Sunday, March 26, 2006

Red State Media Watch


Nashville's major daily newspaper continues to leave clues to help us answer that all-important chicken and egg question:

Which came first, red states or red media?

Today's front page headline story (print edition) in The Tennessean, aka The Southern Baptist Times . . . drumroll please. . . .

Baptists Split on Praying in 'Tongues'

"A move by Southern Baptists to bar enlistment of missionaries who profess to speak in tongues as they pray is stirring some controversy within the nation's largest Protestant denomination."

A Google News search by yours truly reveals that one (1) other newspaper carried this momentous story of the day. However, Ohio's Akron Beacon Journal labeled the story "Living/Religion."

We think that means it wasn't on the front page.

A quick glance around the newspapers of the world reveals that, yes, there were a few important news stories today:

Former DeLay Aide Enriched by Nonprofit
Tom DeLay's ex-chief of staff got more than a third of U.S. Family Network's $3.02M in revenue, mostly drawn from clients of Jack Abramoff.

The Word at War
U.S. firm that planted stories in Iraqi papers calls its actions "influence," not propaganda. . . Oh, no, not at all -- the Lincoln Group does not do propaganda. Sure, the firm's been tarred by some in Congress, the media and the defense establishment for paying Iraqi newspapers to publish hundreds of "news" stories secretly written by U.S. troops.
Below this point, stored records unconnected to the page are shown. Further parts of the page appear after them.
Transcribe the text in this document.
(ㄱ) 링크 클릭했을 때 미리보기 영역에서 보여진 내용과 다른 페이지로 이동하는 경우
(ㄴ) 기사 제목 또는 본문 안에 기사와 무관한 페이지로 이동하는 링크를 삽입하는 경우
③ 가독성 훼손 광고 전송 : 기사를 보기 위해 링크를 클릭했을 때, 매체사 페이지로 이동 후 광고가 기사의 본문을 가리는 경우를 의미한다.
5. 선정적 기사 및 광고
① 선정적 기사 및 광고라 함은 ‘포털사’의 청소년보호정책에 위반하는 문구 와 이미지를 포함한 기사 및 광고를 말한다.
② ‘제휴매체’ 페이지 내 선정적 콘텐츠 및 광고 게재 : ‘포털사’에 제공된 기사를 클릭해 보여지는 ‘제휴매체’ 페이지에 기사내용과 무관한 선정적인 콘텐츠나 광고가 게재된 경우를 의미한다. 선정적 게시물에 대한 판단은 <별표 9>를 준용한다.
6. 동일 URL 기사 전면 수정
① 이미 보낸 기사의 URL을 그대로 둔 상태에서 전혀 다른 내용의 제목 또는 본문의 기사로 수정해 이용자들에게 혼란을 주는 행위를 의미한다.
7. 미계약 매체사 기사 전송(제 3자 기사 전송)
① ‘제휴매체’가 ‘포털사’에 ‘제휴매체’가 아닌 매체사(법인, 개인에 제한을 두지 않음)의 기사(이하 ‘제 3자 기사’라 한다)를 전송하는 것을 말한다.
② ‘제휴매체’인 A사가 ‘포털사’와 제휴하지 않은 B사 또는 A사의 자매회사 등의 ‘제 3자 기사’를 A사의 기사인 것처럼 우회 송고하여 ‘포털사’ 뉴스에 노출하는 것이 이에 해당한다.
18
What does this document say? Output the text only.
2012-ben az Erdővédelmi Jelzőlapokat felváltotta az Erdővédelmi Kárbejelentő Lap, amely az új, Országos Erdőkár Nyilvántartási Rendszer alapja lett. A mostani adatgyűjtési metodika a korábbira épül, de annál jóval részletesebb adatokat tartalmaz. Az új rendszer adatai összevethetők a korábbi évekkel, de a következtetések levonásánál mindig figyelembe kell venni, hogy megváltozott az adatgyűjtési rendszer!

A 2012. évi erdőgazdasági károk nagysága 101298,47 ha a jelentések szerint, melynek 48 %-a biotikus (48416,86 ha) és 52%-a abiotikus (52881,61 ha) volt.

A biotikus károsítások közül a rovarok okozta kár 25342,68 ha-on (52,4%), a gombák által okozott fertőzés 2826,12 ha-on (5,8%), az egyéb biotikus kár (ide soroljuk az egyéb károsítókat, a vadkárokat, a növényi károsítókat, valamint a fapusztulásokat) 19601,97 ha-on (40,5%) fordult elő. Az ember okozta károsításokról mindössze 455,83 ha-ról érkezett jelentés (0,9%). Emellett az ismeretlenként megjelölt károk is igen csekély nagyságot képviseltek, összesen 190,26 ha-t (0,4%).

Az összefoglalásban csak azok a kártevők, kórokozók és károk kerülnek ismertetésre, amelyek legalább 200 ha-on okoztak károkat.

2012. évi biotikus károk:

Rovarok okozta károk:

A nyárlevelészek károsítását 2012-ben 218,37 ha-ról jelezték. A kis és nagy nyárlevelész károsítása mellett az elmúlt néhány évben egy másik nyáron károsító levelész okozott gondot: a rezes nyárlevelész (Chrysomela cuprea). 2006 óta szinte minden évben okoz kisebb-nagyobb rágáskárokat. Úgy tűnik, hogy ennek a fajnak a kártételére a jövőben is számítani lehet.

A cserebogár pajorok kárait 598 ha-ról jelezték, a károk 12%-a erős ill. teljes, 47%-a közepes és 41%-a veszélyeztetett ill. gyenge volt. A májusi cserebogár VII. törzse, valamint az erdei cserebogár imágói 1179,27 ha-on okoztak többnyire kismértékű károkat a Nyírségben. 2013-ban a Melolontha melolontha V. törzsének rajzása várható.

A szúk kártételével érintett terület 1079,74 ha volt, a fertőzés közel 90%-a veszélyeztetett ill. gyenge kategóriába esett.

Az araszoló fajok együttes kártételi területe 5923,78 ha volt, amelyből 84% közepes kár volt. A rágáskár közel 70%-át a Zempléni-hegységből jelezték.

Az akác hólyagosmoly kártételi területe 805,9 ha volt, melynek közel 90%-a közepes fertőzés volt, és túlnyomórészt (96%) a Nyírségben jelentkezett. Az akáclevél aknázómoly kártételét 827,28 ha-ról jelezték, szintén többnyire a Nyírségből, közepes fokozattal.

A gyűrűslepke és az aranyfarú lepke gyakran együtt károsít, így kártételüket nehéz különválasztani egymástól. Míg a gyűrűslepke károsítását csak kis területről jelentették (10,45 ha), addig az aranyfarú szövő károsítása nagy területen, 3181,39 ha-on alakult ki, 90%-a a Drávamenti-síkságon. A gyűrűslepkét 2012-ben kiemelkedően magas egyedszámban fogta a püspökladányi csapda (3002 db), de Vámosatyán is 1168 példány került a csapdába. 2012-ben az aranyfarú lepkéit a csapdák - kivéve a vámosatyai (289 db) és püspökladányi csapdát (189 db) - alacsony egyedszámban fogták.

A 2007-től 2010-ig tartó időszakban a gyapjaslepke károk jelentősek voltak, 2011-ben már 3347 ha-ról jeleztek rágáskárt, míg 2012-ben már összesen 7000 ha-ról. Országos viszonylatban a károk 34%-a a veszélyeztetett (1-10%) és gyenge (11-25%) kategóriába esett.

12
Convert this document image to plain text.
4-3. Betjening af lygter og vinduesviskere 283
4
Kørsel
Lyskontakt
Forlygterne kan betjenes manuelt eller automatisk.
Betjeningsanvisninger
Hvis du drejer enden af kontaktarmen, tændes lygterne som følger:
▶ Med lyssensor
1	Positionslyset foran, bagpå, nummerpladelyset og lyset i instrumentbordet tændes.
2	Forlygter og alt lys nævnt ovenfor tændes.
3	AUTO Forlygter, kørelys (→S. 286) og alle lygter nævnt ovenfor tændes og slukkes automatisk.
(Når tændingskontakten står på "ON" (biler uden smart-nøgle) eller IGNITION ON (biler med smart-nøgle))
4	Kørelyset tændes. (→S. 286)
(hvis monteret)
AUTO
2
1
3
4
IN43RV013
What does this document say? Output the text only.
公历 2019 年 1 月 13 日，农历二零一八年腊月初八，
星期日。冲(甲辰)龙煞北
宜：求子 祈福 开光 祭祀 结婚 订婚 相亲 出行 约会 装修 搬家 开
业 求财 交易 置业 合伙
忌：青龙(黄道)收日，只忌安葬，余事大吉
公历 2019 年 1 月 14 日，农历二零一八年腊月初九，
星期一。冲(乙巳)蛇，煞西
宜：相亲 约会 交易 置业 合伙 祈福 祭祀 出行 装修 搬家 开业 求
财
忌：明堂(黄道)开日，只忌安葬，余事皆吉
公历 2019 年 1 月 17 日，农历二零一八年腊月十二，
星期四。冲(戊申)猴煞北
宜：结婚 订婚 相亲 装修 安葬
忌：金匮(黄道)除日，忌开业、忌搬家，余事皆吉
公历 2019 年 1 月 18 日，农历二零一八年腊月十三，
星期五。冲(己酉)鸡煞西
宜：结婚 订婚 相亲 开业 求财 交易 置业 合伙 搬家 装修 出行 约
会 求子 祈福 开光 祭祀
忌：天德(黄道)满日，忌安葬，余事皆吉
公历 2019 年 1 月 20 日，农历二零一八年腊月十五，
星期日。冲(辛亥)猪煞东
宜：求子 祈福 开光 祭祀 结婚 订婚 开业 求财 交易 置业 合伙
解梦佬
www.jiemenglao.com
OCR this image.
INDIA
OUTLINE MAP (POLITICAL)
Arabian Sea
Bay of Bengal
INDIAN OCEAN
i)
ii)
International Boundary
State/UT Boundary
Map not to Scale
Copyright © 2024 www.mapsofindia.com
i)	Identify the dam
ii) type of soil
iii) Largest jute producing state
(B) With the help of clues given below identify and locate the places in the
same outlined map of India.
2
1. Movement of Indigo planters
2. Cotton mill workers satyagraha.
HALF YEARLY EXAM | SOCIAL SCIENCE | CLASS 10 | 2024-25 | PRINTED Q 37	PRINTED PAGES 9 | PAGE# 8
30 Beheaded Bodies Found; Iraqi Death Squads Blamed
The discovery of the bodies provides more evidence that the death squads in Iraq are becoming out of control.

Record crowd of 500,000 protests proposed federal crackdown
Joining what some are calling the largest mobilization of immigrants ever in the U.S., a crowd estimated by police at more than 500,000 boisterously marched here Saturday to protest federal legislation that would crack down on undocumented immigrants, penalize those who help them and build a security wall on the U.S. southern border.

Putin accused of plagiarising his PhD thesis
The career of President Vladimir Putin of Russia was built at least in part on a lie, according to US researchers. A new study of an economics
thesis written by Putin in the mid-1990s has revealed that large chunks of it were copied from an American text.

Saddam planned to deploy 'camels of mass destruction'
Saddam Hussein planned to use "camels of mass destruction" as weapons to defend Iraq, loading them with bombs and directing them towards invading forces.